Never had that problem.. (of course)... but as a mechanical engineer, I'd feel inclined to use an oily or greasy substance for that. The goal being lubricating the tire's lips so that they kept full contact with the rim at all times, hence insuring proper sealing. But I'm guessing that at those temperatures, there's no oil or grease out there that could keep fluid enough to fulfill that purpose.... or is there?
Another option could be using a graphite-based grease, but it would have to be applied directly between the rim and the tire's lip...

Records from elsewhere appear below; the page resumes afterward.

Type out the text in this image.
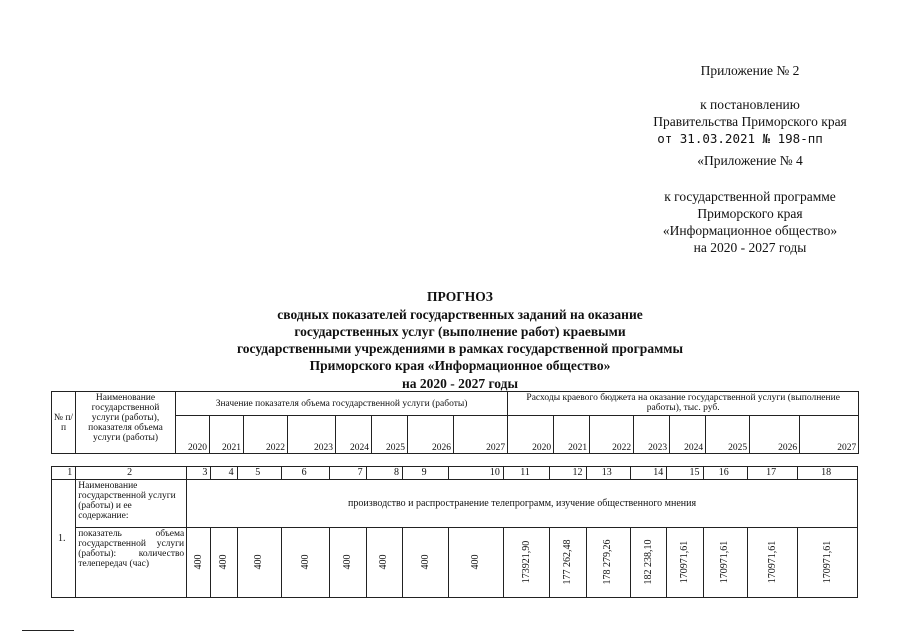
Приложение № 2
к постановлению
Правительства Приморского края
от 31.03.2021 № 198-пп
«Приложение № 4
к государственной программе
Приморского края
«Информационное общество»
на 2020 - 2027 годы
ПРОГНОЗ
сводных показателей государственных заданий на оказание
государственных услуг (выполнение работ) краевыми
государственными учреждениями в рамках государственной программы
Приморского края «Информационное общество»
на 2020 - 2027 годы
№ п/п	Наименование государственной услуги (работы), показателя объема услуги (работы)	Значение показателя объема государственной услуги (работы)								Расходы краевого бюджета на оказание государственной услуги (выполнение работы), тыс. руб.							
		2020	2021	2022	2023	2024	2025	2026	2027	2020	2021	2022	2023	2024	2025	2026	2027
1	2	3	4	5	6	7	8	9	10	11	12	13	14	15	16	17	18
1.	Наименование государственной услуги (работы) и ее содержание:	производство и распространение телепрограмм, изучение общественного мнения															
	показатель объема государственной услуги (работы): количество телепередач (час)	400	400	400	400	400	400	400	400	173921,90	177 262,48	178 279,26	182 238,10	170971,61	170971,61	170971,61	170971,61
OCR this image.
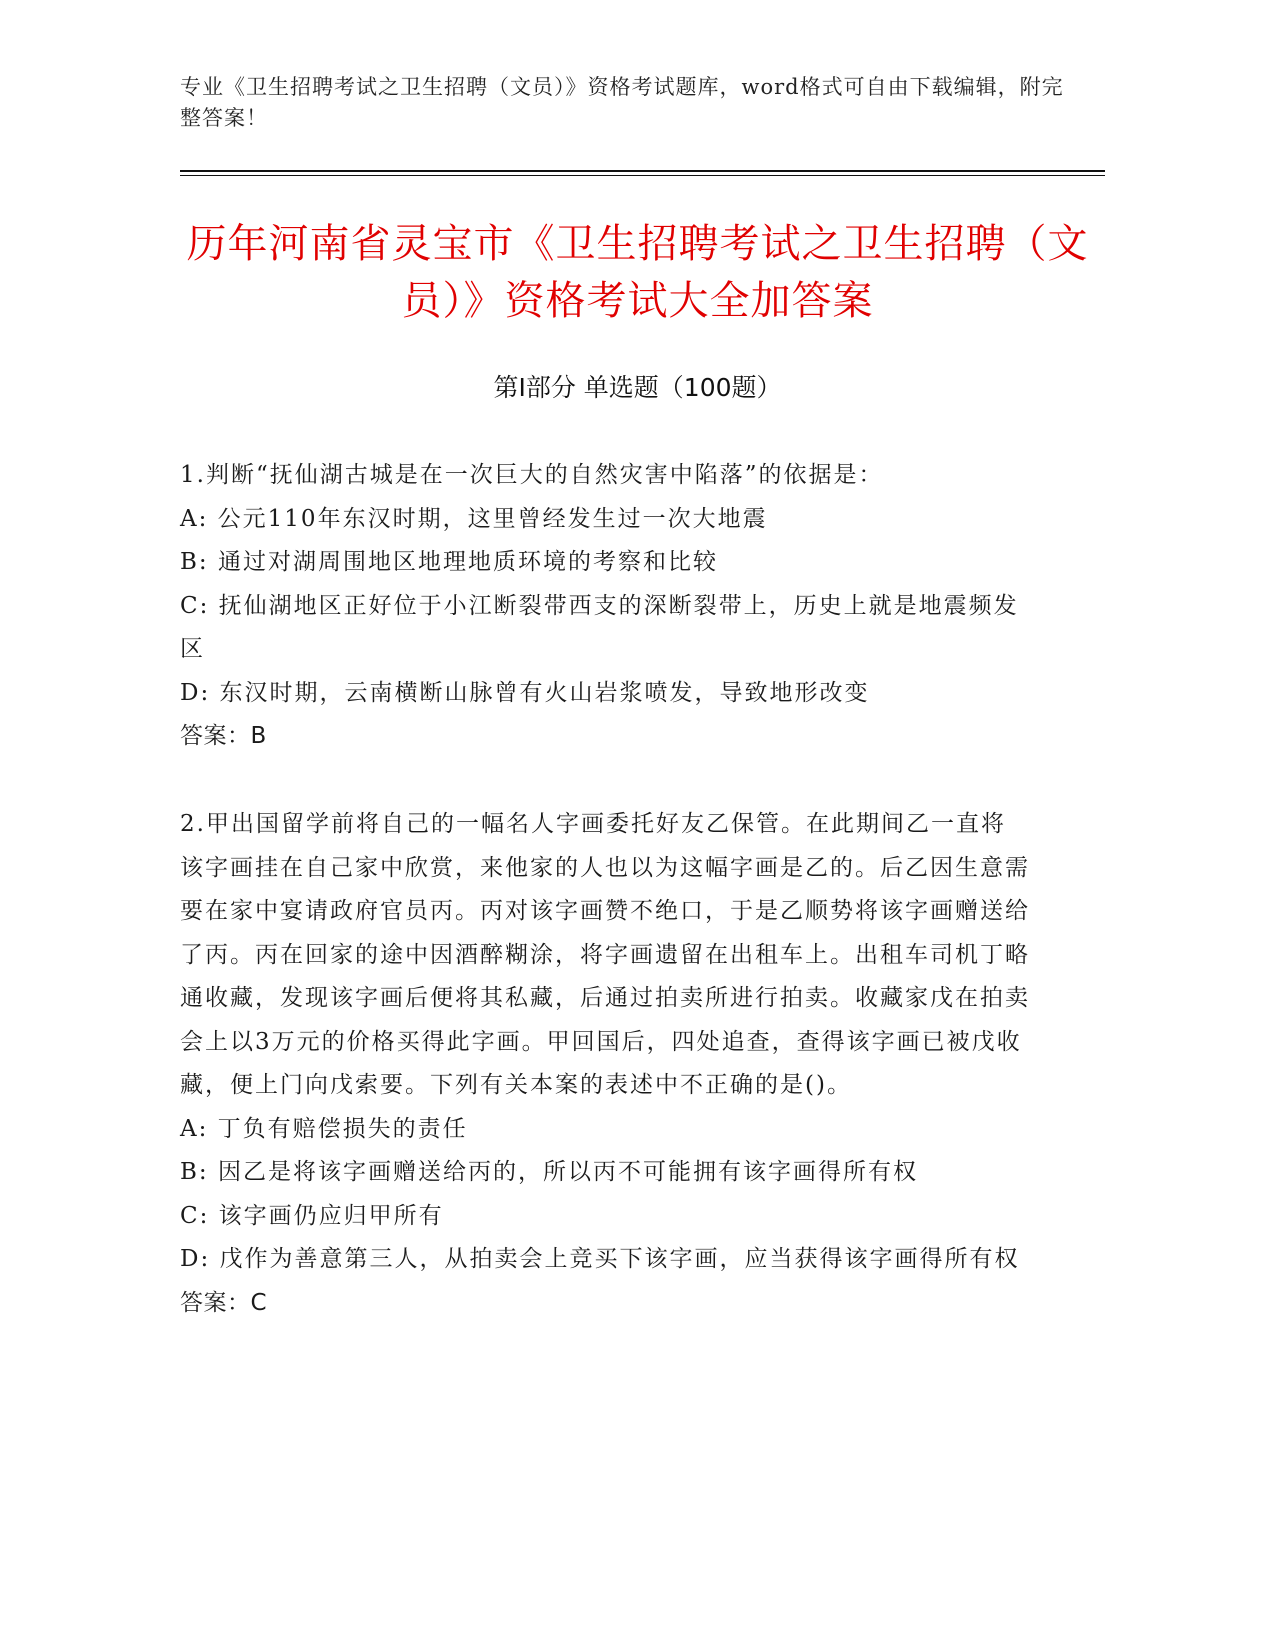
专业《卫生招聘考试之卫生招聘（文员）》资格考试题库，word格式可自由下载编辑，附完整答案！
历年河南省灵宝市《卫生招聘考试之卫生招聘（文员）》资格考试大全加答案
第Ⅰ部分 单选题（100题）

1.判断“抚仙湖古城是在一次巨大的自然灾害中陷落”的依据是：

A: 公元110年东汉时期，这里曾经发生过一次大地震

B: 通过对湖周围地区地理地质环境的考察和比较

C: 抚仙湖地区正好位于小江断裂带西支的深断裂带上，历史上就是地震频发区

D: 东汉时期，云南横断山脉曾有火山岩浆喷发，导致地形改变

答案：B

2.甲出国留学前将自己的一幅名人字画委托好友乙保管。在此期间乙一直将该字画挂在自己家中欣赏，来他家的人也以为这幅字画是乙的。后乙因生意需要在家中宴请政府官员丙。丙对该字画赞不绝口，于是乙顺势将该字画赠送给了丙。丙在回家的途中因酒醉糊涂，将字画遗留在出租车上。出租车司机丁略通收藏，发现该字画后便将其私藏，后通过拍卖所进行拍卖。收藏家戊在拍卖会上以3万元的价格买得此字画。甲回国后，四处追查，查得该字画已被戊收藏，便上门向戊索要。下列有关本案的表述中不正确的是()。

A: 丁负有赔偿损失的责任

B: 因乙是将该字画赠送给丙的，所以丙不可能拥有该字画得所有权

C: 该字画仍应归甲所有

D: 戊作为善意第三人，从拍卖会上竞买下该字画，应当获得该字画得所有权

答案：C
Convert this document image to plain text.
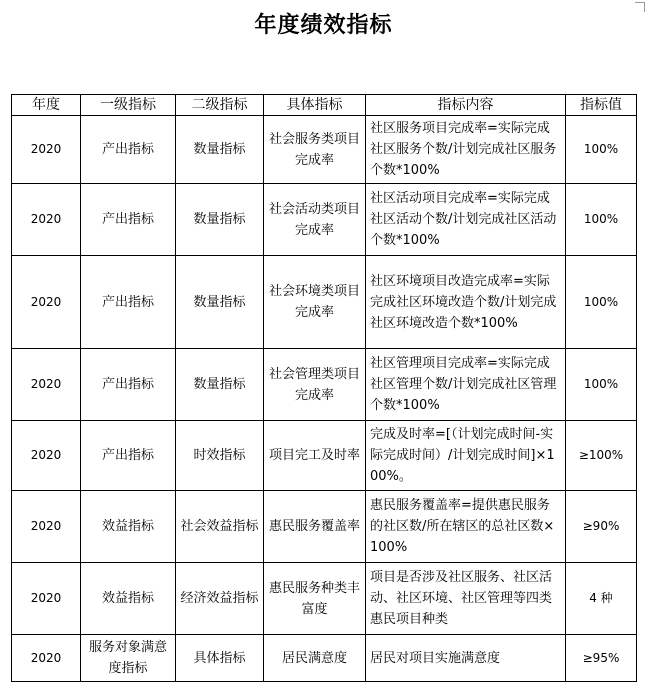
年度绩效指标
年度	一级指标	二级指标	具体指标	指标内容	指标值
2020	产出指标	数量指标	社会服务类项目完成率	社区服务项目完成率=实际完成社区服务个数/计划完成社区服务个数*100%	100%
2020	产出指标	数量指标	社会活动类项目完成率	社区活动项目完成率=实际完成社区活动个数/计划完成社区活动个数*100%	100%
2020	产出指标	数量指标	社会环境类项目完成率	社区环境项目改造完成率=实际完成社区环境改造个数/计划完成社区环境改造个数*100%	100%
2020	产出指标	数量指标	社会管理类项目完成率	社区管理项目完成率=实际完成社区管理个数/计划完成社区管理个数*100%	100%
2020	产出指标	时效指标	项目完工及时率	完成及时率=[（计划完成时间-实际完成时间）/计划完成时间]×100%。	≥100%
2020	效益指标	社会效益指标	惠民服务覆盖率	惠民服务覆盖率=提供惠民服务的社区数/所在辖区的总社区数×100%	≥90%
2020	效益指标	经济效益指标	惠民服务种类丰富度	项目是否涉及社区服务、社区活动、社区环境、社区管理等四类惠民项目种类	4 种
2020	服务对象满意度指标	具体指标	居民满意度	居民对项目实施满意度	≥95%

Those are just ideas, of course, and I have no experience whatsoever with this sort of problem... just brainstorming here... Plus, one would have to consider the chemical consequences of any substance making contact with the tires, as Gopher has so clearly stated.
 

Thread Starter

MaxHeadRoom

Joined Jul 18, 2013
28,512
My brother passed on the tip to me around 20yrs ago and we have used it effectively ever since.
Antifreeze does not affect rubber, think radiator hoses.
Also never experienced any out of balance problems.
The advantage is it can be applied in a few minutes through the valve stem.
Max.
 

GopherT

Joined Nov 23, 2012
8,009
Good point... are tires and hoses made of exactly the same material?
They are both made of rubber but that is like saying PVC pipe is the same material as a PVC beach ball. The monomers may be the same but the platicizers, the degree and type of cross-linking, anti-oxidant package, UV stabilizers, inorganic fillers, free volume, reinforcement chord material, ... Are not the same.
 

wayneh

Joined Sep 9, 2010
17,493
It would be an impossible coincidence if tires and coolant hoses were made of the same material. Have you ever shopped for hose? The variety of chemistries out there is daunting.
 

wayneh

Joined Sep 9, 2010
17,493
That's true, if you're talking about industrial hoses. But for automotive I'm guessing the universe is much more narrow.
Some, but there are hoses for fuel, coolant, air and vacuum, brake fluid, and so on. They're all different and it can be risky to substitute one for the other.
 

RichardO

Joined May 4, 2013
2,270
My brother got the tip from an old railroad engineer, AFAIK they have never used rubber tires on a Locomotive!:confused:
Max.
I was told that the railroads introduced goathead thorns to the western US for erosion control. Other accounts say it hitched-hiked on the railroad with the cargo. Either way, they never got flats -- I wish I could say the same for my bicycle.